Was kümmern mich Gesetz und Ordnung,
Gewerb und bürgerliches Band?
Was euer König, eure Kammern?
Sagt, hab’ ich denn ein Vaterland?
Und dennoch, als in euren Mauern
Der Fremde Herr zu seyn gemeint,
Der Fremde, der mich reichlich speiste,
Ich Narr, wie hab’ ich da geweint!
Ihr hättet mich erdrücken sollen,
Wie ich das Licht der Welt erblickt;
Ihr hättet mich erziehen sollen,
Wie sich’s für einen Menschen schickt;
Ich wäre nicht der Wurm geworden,
Den ihr euch abzuwehren sucht;
Ich hätt’ euch brüderlich geholfen;
Und euch im Tode nicht geflucht.
– Pierre-Jean de Béranger –
* 19.08.1780, Paris, Frankreich
† 16.07.1857, Paris, Frankreich
Pierre-Jean de Béranger stammte aus einfachen Verhältnissen.

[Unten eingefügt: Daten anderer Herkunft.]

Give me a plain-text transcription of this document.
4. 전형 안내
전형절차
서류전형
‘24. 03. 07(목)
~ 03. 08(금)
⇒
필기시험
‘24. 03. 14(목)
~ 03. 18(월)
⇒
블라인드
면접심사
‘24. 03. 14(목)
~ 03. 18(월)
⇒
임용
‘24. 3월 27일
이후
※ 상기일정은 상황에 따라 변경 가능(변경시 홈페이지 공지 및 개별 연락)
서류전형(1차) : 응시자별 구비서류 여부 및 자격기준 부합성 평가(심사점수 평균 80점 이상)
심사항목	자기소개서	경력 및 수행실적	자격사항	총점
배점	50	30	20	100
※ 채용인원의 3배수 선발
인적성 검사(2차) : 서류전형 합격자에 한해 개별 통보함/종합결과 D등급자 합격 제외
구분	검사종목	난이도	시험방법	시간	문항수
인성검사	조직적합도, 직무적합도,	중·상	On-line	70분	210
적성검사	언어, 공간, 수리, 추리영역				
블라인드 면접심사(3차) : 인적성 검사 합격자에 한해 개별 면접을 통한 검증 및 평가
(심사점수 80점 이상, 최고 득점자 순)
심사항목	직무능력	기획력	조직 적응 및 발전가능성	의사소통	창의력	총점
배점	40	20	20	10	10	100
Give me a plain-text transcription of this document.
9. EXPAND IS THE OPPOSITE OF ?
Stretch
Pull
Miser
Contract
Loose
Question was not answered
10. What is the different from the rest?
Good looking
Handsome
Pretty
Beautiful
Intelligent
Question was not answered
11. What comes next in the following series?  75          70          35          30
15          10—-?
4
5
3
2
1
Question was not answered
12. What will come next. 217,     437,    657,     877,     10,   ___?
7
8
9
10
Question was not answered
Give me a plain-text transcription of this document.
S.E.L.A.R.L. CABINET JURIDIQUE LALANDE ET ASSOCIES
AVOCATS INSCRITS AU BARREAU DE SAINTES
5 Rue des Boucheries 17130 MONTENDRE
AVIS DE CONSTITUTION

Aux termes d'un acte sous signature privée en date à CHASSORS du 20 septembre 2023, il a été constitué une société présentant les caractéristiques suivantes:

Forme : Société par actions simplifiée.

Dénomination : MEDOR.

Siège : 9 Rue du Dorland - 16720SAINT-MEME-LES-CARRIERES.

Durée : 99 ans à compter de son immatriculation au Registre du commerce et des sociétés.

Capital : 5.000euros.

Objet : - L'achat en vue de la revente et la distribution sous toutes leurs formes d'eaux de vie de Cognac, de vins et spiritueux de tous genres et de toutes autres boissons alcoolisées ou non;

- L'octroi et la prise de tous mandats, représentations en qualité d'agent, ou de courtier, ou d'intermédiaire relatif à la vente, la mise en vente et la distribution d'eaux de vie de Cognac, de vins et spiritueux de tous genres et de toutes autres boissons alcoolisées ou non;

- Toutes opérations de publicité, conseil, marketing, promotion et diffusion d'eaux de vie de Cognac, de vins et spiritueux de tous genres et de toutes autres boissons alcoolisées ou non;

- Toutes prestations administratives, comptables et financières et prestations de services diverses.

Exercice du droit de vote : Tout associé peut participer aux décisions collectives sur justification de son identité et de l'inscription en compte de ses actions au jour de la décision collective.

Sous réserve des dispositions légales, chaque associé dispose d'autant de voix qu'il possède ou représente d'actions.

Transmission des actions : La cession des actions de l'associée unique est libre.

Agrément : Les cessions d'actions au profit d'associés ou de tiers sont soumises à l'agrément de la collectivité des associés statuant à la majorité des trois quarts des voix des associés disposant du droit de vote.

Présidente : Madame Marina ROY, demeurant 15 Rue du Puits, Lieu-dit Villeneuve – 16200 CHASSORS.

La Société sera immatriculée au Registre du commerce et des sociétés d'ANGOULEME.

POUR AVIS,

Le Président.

Der französische Lyriker errang bei seinen Lesern mit seinen Chansons große Beliebtheit. Insgesamt verfasste er fünf Liedersammlungen und eine Autobiografie.
Das Gedicht „Der Bettler“ wurde von Adelbert von Chamisso ins Deutsche übersetzt. Die Übersetzung erschien am 10. Juni 1833 im „Morgenblatt für gebildete Stände“ (27. Jg., 1833, Nr. 138, S. 549 beim Cotta Verlag in Stuttgart und Tübingen).